Taronis Technologies, Inc.
- Company Name
- Taronis Technologies, Inc.
- Stock Symbol
- Class Period
- January 28, 2019 to February 12, 2019
- Motion Deadline
- June 11, 2019
- Middle District of Florida
The complaint charges Taronis and certain of its officers and directors with violations of the Securities Exchange Act of 1934. Taronis owns a patented plasma arc technology that enables two end use applications for fuel generation and water decontamination. The Company’s fuel technology enables a wide use of hydrocarbon based waste streams to be readily converted to fossil fuel substitutes. The Company currently markets a proprietary metal cutting fuel that is highly competitive with acetylene.
The complaint alleges that during the Class Period, defendants made false and misleading statements and/or failed to disclose that adverse information regarding Taronis’s business and prospects. Specifically, contrary to defendants’ representations, the Company did not have a contract with the City of San Diego and would have to retract its prior statement regarding the purported contract. As result of defendants’ misrepresentations, the price of Taronis stock traded at artificially inflated prices during the Class Period.
On January 28, 2019, the Company announced that the City of San Diego had elected to use its process known as MagneGas as its metal cutting fuel of choice, marking the first major city contract for the adoption of this technology. On this news, the Company’s stock rapidly increased over 25% in the following days, reaching an intra-day high of $5.89 per share on January 31, 2019.
On January 29, 2019, the Company effectuated a reverse stock split, with every 20 shares of outstanding stock becoming 1 share of stock on the close of business January 31, 2019. On January 31, 2019, the Company changed its name to Taronis from MagneGas Applied Technology Solutions, Inc. And on February 6, 2019, the Company announced a secondary stock offering of more than 3 million shares.
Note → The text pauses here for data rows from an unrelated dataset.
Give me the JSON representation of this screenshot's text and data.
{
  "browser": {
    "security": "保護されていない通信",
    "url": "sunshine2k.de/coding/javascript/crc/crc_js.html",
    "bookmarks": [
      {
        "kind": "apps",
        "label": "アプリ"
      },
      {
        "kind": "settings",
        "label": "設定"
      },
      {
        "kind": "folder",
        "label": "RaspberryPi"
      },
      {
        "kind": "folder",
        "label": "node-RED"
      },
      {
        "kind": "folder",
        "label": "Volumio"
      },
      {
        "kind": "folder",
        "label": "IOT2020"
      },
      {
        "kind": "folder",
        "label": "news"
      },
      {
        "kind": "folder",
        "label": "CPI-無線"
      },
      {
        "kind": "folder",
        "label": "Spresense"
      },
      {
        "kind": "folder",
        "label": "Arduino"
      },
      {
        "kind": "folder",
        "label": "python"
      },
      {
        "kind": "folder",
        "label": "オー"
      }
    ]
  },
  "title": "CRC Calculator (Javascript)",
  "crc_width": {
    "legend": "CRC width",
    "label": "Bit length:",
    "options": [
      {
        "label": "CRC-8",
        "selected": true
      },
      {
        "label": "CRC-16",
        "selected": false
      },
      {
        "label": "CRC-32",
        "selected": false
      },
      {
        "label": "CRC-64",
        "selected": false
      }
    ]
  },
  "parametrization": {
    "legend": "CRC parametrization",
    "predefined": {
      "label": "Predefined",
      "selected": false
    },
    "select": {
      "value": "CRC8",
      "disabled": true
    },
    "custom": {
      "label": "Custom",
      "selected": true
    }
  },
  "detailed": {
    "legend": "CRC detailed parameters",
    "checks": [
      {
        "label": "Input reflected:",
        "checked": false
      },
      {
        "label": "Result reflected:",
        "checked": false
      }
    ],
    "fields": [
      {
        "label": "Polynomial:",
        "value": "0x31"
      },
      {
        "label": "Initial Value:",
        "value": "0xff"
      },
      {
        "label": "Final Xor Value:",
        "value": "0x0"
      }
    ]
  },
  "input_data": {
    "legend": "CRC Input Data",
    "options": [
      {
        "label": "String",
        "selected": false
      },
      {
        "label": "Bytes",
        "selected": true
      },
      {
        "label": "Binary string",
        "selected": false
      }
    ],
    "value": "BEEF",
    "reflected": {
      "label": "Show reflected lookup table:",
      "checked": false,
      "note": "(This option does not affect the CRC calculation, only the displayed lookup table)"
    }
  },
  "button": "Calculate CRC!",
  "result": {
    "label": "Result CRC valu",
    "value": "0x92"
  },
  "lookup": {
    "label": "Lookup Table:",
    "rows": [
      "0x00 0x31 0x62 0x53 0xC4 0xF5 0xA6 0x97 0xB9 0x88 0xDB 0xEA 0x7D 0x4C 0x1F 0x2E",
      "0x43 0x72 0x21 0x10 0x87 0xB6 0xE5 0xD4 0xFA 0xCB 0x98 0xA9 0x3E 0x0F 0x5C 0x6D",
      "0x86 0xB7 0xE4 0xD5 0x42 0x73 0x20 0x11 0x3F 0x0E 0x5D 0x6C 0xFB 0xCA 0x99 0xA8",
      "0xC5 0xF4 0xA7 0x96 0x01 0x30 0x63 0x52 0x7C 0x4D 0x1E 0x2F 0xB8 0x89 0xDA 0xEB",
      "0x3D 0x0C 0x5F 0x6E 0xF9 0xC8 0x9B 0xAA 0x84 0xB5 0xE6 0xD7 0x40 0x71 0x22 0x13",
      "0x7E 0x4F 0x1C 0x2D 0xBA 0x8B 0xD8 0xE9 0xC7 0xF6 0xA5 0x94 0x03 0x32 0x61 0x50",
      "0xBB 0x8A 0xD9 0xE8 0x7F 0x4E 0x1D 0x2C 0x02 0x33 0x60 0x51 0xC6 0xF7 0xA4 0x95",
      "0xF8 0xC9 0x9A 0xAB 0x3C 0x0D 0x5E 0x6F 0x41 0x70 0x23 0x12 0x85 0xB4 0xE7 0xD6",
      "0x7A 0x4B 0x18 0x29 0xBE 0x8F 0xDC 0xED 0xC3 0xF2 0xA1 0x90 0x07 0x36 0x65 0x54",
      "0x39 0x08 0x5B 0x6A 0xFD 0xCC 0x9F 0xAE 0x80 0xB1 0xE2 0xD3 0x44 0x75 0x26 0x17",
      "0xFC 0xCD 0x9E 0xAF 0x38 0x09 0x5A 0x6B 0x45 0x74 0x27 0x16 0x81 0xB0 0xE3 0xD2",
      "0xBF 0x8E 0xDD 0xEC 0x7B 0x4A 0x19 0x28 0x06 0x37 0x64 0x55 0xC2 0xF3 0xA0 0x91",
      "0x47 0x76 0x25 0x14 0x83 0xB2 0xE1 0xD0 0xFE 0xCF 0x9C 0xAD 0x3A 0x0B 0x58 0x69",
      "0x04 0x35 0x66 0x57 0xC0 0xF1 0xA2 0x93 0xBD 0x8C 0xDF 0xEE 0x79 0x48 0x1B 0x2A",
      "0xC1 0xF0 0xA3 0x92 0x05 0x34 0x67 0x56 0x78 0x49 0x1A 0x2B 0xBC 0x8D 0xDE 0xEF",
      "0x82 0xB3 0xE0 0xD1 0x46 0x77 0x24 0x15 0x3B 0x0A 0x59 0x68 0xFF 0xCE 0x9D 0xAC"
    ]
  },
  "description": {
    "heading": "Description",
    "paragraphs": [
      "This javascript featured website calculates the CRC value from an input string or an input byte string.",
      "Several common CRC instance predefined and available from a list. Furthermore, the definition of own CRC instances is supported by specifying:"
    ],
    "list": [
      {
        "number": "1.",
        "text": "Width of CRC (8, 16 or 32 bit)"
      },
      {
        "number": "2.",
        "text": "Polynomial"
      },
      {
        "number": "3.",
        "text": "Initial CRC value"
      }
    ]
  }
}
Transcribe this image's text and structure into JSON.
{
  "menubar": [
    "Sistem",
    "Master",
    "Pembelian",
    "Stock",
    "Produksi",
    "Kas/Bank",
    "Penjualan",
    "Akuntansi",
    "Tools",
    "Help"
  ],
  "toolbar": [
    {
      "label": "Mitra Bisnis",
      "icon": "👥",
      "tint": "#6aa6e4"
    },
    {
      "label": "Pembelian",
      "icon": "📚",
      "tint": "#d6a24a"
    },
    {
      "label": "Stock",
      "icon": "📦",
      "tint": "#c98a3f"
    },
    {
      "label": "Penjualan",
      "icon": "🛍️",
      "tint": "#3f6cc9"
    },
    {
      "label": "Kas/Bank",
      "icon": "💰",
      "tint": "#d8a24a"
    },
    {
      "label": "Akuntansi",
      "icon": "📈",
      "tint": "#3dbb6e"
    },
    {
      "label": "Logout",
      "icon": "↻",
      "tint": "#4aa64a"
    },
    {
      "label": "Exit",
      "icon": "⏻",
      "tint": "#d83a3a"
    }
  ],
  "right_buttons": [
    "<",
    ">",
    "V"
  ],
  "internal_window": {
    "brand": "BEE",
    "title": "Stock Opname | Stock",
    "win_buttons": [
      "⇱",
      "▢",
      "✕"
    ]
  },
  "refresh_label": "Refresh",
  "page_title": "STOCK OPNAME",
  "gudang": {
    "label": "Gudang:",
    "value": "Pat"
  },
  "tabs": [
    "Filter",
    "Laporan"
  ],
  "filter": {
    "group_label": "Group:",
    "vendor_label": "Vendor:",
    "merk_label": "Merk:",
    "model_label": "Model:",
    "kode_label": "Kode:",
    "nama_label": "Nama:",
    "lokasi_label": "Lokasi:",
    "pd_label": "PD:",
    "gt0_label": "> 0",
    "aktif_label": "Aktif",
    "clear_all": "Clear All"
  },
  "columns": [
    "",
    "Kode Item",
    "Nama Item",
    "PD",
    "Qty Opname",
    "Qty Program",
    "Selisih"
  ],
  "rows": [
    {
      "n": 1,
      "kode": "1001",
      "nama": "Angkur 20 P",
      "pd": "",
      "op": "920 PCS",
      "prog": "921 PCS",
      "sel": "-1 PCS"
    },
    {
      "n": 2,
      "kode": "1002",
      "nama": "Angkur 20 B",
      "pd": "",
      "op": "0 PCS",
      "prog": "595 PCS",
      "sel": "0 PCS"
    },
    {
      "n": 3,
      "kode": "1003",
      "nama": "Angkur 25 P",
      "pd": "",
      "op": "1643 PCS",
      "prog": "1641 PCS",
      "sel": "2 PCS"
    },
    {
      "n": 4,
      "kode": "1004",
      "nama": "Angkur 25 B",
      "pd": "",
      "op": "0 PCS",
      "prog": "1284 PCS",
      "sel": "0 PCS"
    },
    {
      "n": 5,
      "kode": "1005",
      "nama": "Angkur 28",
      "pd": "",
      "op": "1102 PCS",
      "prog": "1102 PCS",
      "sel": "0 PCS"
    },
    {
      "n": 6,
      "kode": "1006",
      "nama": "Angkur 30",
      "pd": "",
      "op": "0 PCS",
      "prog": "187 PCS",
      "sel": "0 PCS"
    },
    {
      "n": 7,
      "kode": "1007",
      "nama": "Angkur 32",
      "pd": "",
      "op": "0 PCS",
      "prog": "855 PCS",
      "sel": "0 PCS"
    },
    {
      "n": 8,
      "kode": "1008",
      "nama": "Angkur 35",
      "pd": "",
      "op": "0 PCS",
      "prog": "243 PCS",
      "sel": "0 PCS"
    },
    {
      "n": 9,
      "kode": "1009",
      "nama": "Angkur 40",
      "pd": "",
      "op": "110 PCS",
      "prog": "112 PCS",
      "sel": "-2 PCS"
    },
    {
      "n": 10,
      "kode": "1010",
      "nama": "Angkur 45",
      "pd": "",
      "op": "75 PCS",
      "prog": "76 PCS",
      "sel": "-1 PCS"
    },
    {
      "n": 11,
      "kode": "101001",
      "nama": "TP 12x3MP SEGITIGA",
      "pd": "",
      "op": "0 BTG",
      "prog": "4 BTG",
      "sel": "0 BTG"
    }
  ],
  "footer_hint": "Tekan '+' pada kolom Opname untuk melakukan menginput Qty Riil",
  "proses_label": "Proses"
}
Then on February 12, 2019, the Company filed a Form 8-K with the SEC, which stated that the “Company has determined that it is necessary to correct its prior disclosure. The Company has an approval and written authorization from the City of San Diego . . . to move forward with the procurement of gas and other hard goods from the Company . . . . The Company treats purchase orders as contracts and made its prior disclosure with that treatment in view, however, the Company does not have any formal binding contracts, agreements or long-term purchase commitments with the City of San Diego beyond the existing approval, nor any commitment that any of the Company’s products will be purchased as the products of choice for their respective applications.” On this news, Taronis stock closed at $0.92 per share, a decline of more than 84% from the stock’s intra-day high on January 31, 2019.